4 steps for physicians to influence AI legal issues

2018 01 31 19 14 5078 Law Books 400

The adoption of artificial intelligence (AI) in clinical practice can engender complex medicolegal issues, but physicians can take certain actions to shape how liability determinations will play out, according to an article published online October 4 in the Journal of the American Medical Association.

A team of authors led by W. Nicholson Price II, PhD, JD, of the University of Michigan Law School in Ann Arbor, MI, offered four suggestions for how physicians can influence the future of medical AI liability:

  • Learn how to better use and interpret AI algorithms, including in what situations an available medical AI algorithm should be applied and how much confidence should be placed in its recommendation.
  • Encourage professional organizations to take active steps to evaluate practice-specific algorithms.
  • Ensure that administrative efforts to develop and deploy algorithms reflect what is truly needed in clinical care, and advocate for safeguards to ensure that external AI products are rigorously vetted before procurement.
  • Check carefully with malpractice insurers to determine how they cover the use of medical AI in practice.

"Collectively, physicians and their hospital systems may be able to make demands for changes in terms of insurance coverage to better accommodate the needs of a future of AI-enabled medicine," they wrote.

In terms of current law, there is essentially no case law on liability involving medical AI. However, the authors concluded -- after analyzing eight possible scenarios that could occur from the use of medical AI technology -- that physicians would currently only face liability if they don't follow the standard of care and an injury results from that action.

This analysis "suggests an important implication for physicians using medical AI to aid their clinical decisions: because current law shields physicians from liability as long as they follow the standard of care, the 'safest' way to use medical AI from a liability perspective is as a confirmatory tool to support existing decision-making processes, rather than as a source of ways to improve care," they wrote.
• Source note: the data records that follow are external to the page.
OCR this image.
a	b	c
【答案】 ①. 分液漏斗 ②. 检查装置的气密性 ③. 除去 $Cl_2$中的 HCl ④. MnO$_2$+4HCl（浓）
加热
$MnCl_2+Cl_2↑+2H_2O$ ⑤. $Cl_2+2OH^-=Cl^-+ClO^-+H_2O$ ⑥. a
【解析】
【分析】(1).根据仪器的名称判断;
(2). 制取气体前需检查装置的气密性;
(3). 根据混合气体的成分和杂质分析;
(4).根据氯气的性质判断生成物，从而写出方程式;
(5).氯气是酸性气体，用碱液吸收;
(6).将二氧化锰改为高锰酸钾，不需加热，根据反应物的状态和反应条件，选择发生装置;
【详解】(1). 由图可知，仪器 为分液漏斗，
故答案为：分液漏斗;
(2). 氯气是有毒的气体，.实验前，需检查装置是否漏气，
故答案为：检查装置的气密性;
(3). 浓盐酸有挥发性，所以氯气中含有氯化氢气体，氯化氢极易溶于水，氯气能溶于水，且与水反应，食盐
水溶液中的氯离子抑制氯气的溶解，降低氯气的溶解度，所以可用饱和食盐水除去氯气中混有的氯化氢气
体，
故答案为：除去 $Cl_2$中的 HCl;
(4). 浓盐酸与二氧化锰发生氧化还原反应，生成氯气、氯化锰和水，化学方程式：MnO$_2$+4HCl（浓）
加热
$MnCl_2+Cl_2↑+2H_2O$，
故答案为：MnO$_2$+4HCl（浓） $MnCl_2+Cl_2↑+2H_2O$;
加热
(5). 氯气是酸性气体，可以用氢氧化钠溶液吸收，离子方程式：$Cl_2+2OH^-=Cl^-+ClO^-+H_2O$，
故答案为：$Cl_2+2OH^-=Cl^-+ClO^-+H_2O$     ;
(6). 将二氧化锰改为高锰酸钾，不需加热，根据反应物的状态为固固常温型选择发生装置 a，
The challenge, however, is that the current law incentivizes physicians to minimize the potential value of AI, according to the authors.

"If the medical AI performs a task better than the physician, such as recommending a higher dosage of a drug, it will provide some results different than the physician," they wrote. "The difference will increase if, in the future, some medical AIs perform better than even the best physicians, a goal for some algorithms. But because threat of liability encourages physicians to meet and follow the standard of care, they may reject such recommendations and thus fail to realize the full value of AI, in some cases to patients' detriment."

However, the legal standard of care may shift over time, the authors noted.

"Physicians should watch this space because it may change quickly," they wrote.